The final victim of smallpox, the only disease ever to be completely eradicated from the Earth, was infected by an accidental laboratory release in Birmingham, England in 1978.

We simply don’t know whether or not the COVID-19 pandemic originated in a Chinese virology lab. The Chinese government certainly is not going to tell us, and the China-infiltrated World Health Organization will do nothing to hold China to account. The only way we will find out for sure is if a courageous whistle-blower comes forward, but there is a good chance that any potential whistle-blowers are already under arrest—or dead from the disease.

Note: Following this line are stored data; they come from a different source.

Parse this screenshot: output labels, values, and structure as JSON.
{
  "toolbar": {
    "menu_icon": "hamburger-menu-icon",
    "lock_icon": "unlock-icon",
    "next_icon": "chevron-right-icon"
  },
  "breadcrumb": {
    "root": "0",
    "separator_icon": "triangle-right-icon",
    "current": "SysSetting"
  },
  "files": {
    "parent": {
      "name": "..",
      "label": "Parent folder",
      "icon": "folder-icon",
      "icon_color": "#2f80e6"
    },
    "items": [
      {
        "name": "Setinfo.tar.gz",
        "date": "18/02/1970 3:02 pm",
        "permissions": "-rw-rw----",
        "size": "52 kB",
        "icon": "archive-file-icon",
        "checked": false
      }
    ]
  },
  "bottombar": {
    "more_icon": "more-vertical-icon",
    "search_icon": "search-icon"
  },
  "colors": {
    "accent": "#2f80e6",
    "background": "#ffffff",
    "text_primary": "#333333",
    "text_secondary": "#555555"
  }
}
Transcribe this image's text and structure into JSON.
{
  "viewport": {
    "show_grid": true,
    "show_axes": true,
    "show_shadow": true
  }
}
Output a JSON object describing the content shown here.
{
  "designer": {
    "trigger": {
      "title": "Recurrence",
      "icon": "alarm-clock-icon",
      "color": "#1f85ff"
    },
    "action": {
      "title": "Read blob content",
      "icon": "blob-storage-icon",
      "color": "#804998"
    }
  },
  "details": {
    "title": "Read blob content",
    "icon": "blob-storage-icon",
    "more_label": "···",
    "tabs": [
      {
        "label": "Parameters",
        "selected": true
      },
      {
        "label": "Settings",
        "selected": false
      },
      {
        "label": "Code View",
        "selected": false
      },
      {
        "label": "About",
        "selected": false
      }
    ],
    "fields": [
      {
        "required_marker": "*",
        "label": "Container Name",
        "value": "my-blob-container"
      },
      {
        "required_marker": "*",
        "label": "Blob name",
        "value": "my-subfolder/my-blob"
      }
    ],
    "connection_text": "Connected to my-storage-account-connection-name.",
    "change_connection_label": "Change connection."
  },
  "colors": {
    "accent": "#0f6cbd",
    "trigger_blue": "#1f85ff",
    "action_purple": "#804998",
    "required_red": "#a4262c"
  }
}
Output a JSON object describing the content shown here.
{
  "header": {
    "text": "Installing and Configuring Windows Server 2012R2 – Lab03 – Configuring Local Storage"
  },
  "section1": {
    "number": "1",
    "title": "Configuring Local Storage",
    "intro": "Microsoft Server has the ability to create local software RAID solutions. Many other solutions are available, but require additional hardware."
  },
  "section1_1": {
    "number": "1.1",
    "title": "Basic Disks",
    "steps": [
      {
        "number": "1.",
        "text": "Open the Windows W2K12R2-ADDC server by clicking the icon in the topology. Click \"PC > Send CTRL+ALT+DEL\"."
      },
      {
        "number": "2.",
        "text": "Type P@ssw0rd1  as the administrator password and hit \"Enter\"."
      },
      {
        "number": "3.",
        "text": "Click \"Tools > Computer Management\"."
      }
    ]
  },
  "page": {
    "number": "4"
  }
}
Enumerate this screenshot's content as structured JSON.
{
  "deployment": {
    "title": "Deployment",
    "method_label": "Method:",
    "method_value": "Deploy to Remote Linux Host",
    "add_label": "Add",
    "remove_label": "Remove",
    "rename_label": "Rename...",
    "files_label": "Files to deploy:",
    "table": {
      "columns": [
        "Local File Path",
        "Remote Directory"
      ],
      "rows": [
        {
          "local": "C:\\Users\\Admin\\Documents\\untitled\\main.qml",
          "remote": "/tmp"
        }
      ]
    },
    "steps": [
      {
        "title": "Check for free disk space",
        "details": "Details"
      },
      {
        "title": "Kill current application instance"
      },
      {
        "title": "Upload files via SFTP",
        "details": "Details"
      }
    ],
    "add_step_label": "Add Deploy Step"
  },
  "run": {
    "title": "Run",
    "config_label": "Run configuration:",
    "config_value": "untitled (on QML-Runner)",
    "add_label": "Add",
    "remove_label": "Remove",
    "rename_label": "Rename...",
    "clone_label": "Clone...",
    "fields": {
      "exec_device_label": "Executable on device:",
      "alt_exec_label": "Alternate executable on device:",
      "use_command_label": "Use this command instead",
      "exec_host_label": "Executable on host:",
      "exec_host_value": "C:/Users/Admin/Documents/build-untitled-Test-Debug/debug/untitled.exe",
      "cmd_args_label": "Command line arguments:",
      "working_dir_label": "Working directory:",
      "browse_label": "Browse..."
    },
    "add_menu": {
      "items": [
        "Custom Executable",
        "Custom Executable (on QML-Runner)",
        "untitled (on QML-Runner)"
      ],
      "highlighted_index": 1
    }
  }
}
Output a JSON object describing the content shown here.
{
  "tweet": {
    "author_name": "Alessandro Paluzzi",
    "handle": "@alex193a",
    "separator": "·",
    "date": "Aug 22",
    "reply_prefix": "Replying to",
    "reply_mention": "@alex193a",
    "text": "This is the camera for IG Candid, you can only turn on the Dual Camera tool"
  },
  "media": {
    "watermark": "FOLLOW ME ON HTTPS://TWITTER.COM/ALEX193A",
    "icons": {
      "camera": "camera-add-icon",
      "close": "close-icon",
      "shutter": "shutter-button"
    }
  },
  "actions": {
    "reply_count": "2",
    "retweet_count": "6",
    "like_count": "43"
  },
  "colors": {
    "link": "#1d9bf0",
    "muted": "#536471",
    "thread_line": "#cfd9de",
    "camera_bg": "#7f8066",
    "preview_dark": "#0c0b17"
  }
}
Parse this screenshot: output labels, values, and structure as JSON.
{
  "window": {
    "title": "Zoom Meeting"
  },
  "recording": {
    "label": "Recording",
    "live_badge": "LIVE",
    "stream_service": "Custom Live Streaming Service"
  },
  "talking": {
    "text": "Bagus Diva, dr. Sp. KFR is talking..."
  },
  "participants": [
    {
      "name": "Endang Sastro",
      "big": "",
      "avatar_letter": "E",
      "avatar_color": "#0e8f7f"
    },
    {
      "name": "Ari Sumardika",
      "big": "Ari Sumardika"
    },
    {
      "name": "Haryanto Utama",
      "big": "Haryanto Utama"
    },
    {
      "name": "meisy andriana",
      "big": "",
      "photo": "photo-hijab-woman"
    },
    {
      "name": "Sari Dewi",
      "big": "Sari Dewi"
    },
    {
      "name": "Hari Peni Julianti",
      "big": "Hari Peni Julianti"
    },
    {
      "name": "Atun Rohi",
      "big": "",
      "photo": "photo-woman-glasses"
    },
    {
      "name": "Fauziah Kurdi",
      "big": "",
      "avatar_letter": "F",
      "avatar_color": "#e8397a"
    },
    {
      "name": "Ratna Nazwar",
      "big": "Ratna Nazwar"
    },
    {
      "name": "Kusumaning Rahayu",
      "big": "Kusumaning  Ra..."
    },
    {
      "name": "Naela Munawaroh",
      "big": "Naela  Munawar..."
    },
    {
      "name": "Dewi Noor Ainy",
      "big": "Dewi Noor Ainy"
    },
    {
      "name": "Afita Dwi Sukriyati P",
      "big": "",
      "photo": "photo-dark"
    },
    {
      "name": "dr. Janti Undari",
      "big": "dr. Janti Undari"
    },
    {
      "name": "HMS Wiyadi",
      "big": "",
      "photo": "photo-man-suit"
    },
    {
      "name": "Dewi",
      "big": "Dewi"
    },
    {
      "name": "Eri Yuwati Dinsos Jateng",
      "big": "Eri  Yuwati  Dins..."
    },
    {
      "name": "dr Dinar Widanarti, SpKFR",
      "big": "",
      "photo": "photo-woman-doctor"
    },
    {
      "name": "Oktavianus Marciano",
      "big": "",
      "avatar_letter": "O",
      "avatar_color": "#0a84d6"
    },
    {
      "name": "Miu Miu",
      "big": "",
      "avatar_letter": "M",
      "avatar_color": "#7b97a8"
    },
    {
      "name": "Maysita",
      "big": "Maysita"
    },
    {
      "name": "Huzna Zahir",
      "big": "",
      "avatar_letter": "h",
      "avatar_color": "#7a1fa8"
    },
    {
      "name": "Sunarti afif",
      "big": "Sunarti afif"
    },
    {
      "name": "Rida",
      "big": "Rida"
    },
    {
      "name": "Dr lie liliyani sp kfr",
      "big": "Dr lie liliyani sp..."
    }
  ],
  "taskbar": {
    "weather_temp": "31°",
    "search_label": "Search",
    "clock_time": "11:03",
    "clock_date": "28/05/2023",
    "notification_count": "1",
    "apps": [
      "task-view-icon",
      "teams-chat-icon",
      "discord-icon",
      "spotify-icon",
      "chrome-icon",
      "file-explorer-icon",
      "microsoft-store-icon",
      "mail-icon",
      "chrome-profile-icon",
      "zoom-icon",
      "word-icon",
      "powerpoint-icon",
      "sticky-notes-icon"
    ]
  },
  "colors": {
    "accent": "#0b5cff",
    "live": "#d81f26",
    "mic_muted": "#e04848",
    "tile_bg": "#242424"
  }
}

The fundamental problem here is trust: no one can trust the Chinese government to tell the truth, to open itself to external scrutiny, or to properly and publicly investigate itself. So the accidental release theory will remain a theory, and the public debate will have to settle for probabilities instead of certainties. The public deserves better. But at least here in the free world, we will have that debate.

Salvatore Babones is an adjunct scholar at the Centre for Independent Studies and an associate professor at the University of Sydney.